IV.  Le témoignage et l’argumentation de la plaignante

[18]  La plaignante a témoigné qu’elle avait inscrit le 7 août 2018, en tant que réponse à la question 5 dans le formulaire de plainte parce qu’elle a reçu la lettre de Mme Sanderson ce jour-là. Toutefois, elle n’avait eu aucun contact antérieur avec Mme Sanderson, ce qui l’a amenée à se demander si Mme Sanderson disposait de tous les renseignements requis. À son avis, qu’elle soit employée à FedDev ou à Anciens Combattants, son employeur était le Conseil du Trésor, et elle pouvait encore déposer un grief concernant le congé sans solde à FedDev. Elle estimait que si Mme Sanderson avait disposé de tous les renseignements, sa conclusion aurait changé, et c’est pourquoi elle a écrit à Mme Sanderson le 25 septembre.

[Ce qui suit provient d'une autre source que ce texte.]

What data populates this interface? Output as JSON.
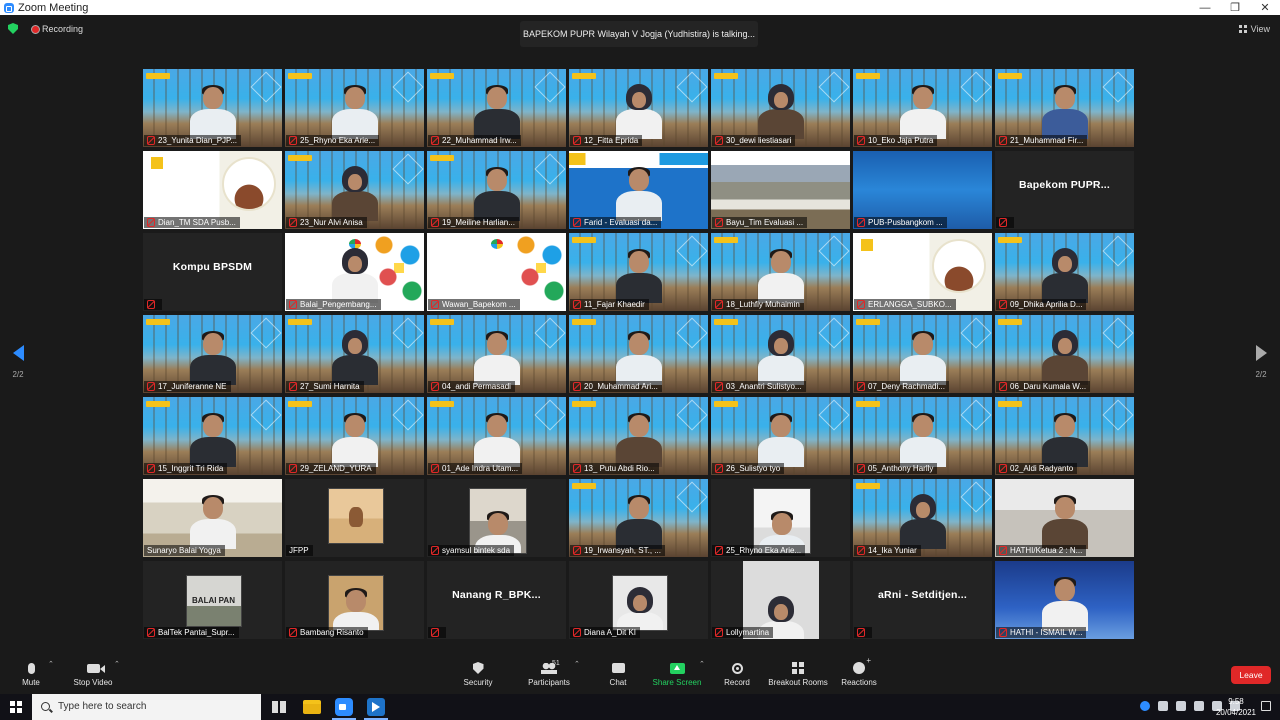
{
  "window": {
    "title": "Zoom Meeting",
    "controls": {
      "minimize": "—",
      "restore": "❐",
      "close": "✕"
    }
  },
  "meeting": {
    "recording_label": "Recording",
    "talking_banner": "BAPEKOM PUPR Wilayah V Jogja (Yudhistira) is talking...",
    "view_label": "View",
    "page_indicator_left": "2/2",
    "page_indicator_right": "2/2"
  },
  "tiles": [
    {
      "name": "23_Yunita Dian_PJP...",
      "bg": "slide",
      "avatar": "avatar light",
      "muted": true
    },
    {
      "name": "25_Rhyno Eka Arie...",
      "bg": "slide",
      "avatar": "avatar light",
      "muted": true
    },
    {
      "name": "22_Muhammad Irw...",
      "bg": "slide",
      "avatar": "avatar",
      "muted": true
    },
    {
      "name": "12_Fitta Eprida",
      "bg": "slide",
      "avatar": "avatar hijab white",
      "muted": true
    },
    {
      "name": "30_dewi liestiasari",
      "bg": "slide",
      "avatar": "avatar hijab brown",
      "muted": true
    },
    {
      "name": "10_Eko Jaja Putra",
      "bg": "slide",
      "avatar": "avatar white",
      "muted": true
    },
    {
      "name": "21_Muhammad Fir...",
      "bg": "slide",
      "avatar": "avatar blue",
      "muted": true
    },
    {
      "name": "Dian_TM SDA Pusb...",
      "bg": "pusbang",
      "muted": true
    },
    {
      "name": "23_Nur Alvi Anisa",
      "bg": "slide",
      "avatar": "avatar hijab brown",
      "muted": true
    },
    {
      "name": "19_Meiline Harlian...",
      "bg": "slide",
      "avatar": "avatar",
      "muted": true
    },
    {
      "name": "Farid - Evaluasi da...",
      "bg": "evals",
      "avatar": "avatar light",
      "muted": true
    },
    {
      "name": "Bayu_Tim Evaluasi ...",
      "bg": "bendung",
      "muted": true
    },
    {
      "name": "PUB-Pusbangkom ...",
      "bg": "ilsblue",
      "muted": true
    },
    {
      "name": "",
      "bg": "plain",
      "center": "Bapekom  PUPR...",
      "muted": true
    },
    {
      "name": "",
      "bg": "plain",
      "center": "Kompu BPSDM",
      "muted": true
    },
    {
      "name": "Balai_Pengembang...",
      "bg": "balai",
      "avatar": "avatar hijab white",
      "muted": true
    },
    {
      "name": "Wawan_Bapekom ...",
      "bg": "balai",
      "muted": true
    },
    {
      "name": "11_Fajar Khaedir",
      "bg": "slide",
      "avatar": "avatar",
      "muted": true
    },
    {
      "name": "18_Luthfiy Muhaimin",
      "bg": "slide",
      "avatar": "avatar white",
      "muted": true
    },
    {
      "name": "ERLANGGA_SUBKO...",
      "bg": "pusbang",
      "muted": true
    },
    {
      "name": "09_Dhika Aprilia D...",
      "bg": "slide",
      "avatar": "avatar hijab",
      "muted": true
    },
    {
      "name": "17_Juniferanne NE",
      "bg": "slide",
      "avatar": "avatar",
      "muted": true
    },
    {
      "name": "27_Sumi Harnita",
      "bg": "slide",
      "avatar": "avatar hijab",
      "muted": true
    },
    {
      "name": "04_andi Permasadi",
      "bg": "slide",
      "avatar": "avatar white",
      "muted": true
    },
    {
      "name": "20_Muhammad Ari...",
      "bg": "slide",
      "avatar": "avatar light",
      "muted": true
    },
    {
      "name": "03_Anantri Sulistyo...",
      "bg": "slide",
      "avatar": "avatar hijab light",
      "muted": true
    },
    {
      "name": "07_Deny Rachmadi...",
      "bg": "slide",
      "avatar": "avatar light",
      "muted": true
    },
    {
      "name": "06_Daru Kumala W...",
      "bg": "slide",
      "avatar": "avatar hijab brown",
      "muted": true
    },
    {
      "name": "15_Inggrit Tri Rida",
      "bg": "slide",
      "avatar": "avatar",
      "muted": true
    },
    {
      "name": "29_ZELAND_YURA",
      "bg": "slide",
      "avatar": "avatar white",
      "muted": true
    },
    {
      "name": "01_Ade Indra Utam...",
      "bg": "slide",
      "avatar": "avatar white",
      "muted": true
    },
    {
      "name": "13_ Putu Abdi Rio...",
      "bg": "slide",
      "avatar": "avatar brown",
      "muted": true
    },
    {
      "name": "26_Sulistyo tyo",
      "bg": "slide",
      "avatar": "avatar light",
      "muted": true
    },
    {
      "name": "05_Anthony Harlly",
      "bg": "slide",
      "avatar": "avatar light",
      "muted": true
    },
    {
      "name": "02_Aldi Radyanto",
      "bg": "slide",
      "avatar": "avatar",
      "muted": true
    },
    {
      "name": "Sunaryo Balai Yogya",
      "bg": "office",
      "avatar": "avatar white",
      "muted": false
    },
    {
      "name": "JFPP",
      "bg": "plain",
      "thumb": "jfpp",
      "muted": false
    },
    {
      "name": "syamsul bintek sda",
      "bg": "plain",
      "thumb": "syam",
      "muted": true
    },
    {
      "name": "19_Irwansyah, ST., ...",
      "bg": "slide",
      "avatar": "avatar",
      "muted": true
    },
    {
      "name": "25_Rhyno Eka Arie...",
      "bg": "plain",
      "thumb": "rhyno",
      "muted": true
    },
    {
      "name": "14_Ika Yuniar",
      "bg": "slide",
      "avatar": "avatar hijab",
      "muted": true
    },
    {
      "name": "HATHI/Ketua 2 : N...",
      "bg": "room",
      "avatar": "avatar brown",
      "muted": true
    },
    {
      "name": "BalTek Pantai_Supr...",
      "bg": "plain",
      "thumb": "balai2",
      "thumb_text": "BALAI PAN",
      "muted": true
    },
    {
      "name": "Bambang Risanto",
      "bg": "plain",
      "thumb": "bamb",
      "muted": true
    },
    {
      "name": "",
      "bg": "plain",
      "center": "Nanang  R_BPK...",
      "muted": true
    },
    {
      "name": "Diana A_Dit KI",
      "bg": "plain",
      "thumb": "diana",
      "muted": true
    },
    {
      "name": "Lollymartina",
      "bg": "plain",
      "thumb": "lolly",
      "muted": true
    },
    {
      "name": "",
      "bg": "plain",
      "center": "aRni -  Setditjen...",
      "muted": true
    },
    {
      "name": "HATHI - ISMAIL W...",
      "bg": "blueprof",
      "avatar": "avatar white",
      "muted": true
    }
  ],
  "toolbar": {
    "mute": "Mute",
    "stop_video": "Stop Video",
    "security": "Security",
    "participants": "Participants",
    "participants_count": "51",
    "chat": "Chat",
    "share_screen": "Share Screen",
    "record": "Record",
    "breakout_rooms": "Breakout Rooms",
    "reactions": "Reactions",
    "leave": "Leave"
  },
  "taskbar": {
    "search_placeholder": "Type here to search",
    "time": "9:58",
    "date": "20/04/2021"
  },
  "colors": {
    "accent": "#2d8cff",
    "share_green": "#23d160",
    "leave_red": "#e02828",
    "background": "#1a1a1a"
  }
}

[19]  Mme Sanderson a répondu très rapidement, confirmant et expliquant la position du SEN. La plaignante a déclaré que Mme Sanderson avait répondu [traduction] « dans un délai d’une heure ». La plaignante n’estimait pas que son cas pouvait être rejeté aussi rapidement.

[20]  La plaignante croyait qu’il en était ainsi parce que, à l’époque pertinente, elle recevait des conseils d’un ami et ancien collègue qui avait été le vice‑président national d’une différente composante de l’AFPC. Selon la plaignante, il était un représentant syndical chevronné, et ce qu’il lui disait différait de ce que le SEN lui disait. En conséquence, elle était encore plus convaincue que Mme Sanderson modifierait son évaluation une fois qu’elle aurait pris connaissance de tous les faits ou qu’elle les comprenne.

[21]  Son ami et conseiller a ensuite suggéré qu’elle écrive à M. King et à M. Aylward, ce qu’elle a fait le 1er octobre 2018. Tout comme son courriel du 25 septembre à Mme Sanderson, elle l’a fait parce qu’elle estimait que le SEN ne disposait pas de tous les faits et qu’il modifierait sa décision lorsqu’il les aurait. Elle estimait que M. King et M. Aylward pourraient modifier la décision du SEN et qu’ils le feraient une fois que tous les faits leur auraient été communiqués.

[22]  La plaignante a déclaré que c’est pour cette raison que ce n’est que lorsqu’elle a reçu la réponse de M. Aylward confirmant la décision de Mme Sanderson qu’elle a véritablement compris que le SEN ne déposerait pas son grief. Par conséquent, la plaignante a soutenu que jusqu’au 5 octobre 2018, elle ne connaissait pas les circonstances relatives à sa plainte, soit que le SEN ne déposerait pas un grief en son nom.

[23]  La plaignante a fait valoir que selon la loi, les mesures et les circonstances constituent des questions distinctes. Elle a ajouté  que même si elle était au courant des mesures prises par Mme Sanderson le 7 août, elle n’avait pas connaissance de l’ensemble des circonstances relatives à sa plainte avant de recevoir la réponse de M. Aylward. Elle a renvoyé à plusieurs définitions contenues dans des dictionnaires des termes « mesures » et « circonstances » afin d’appuyer son argument.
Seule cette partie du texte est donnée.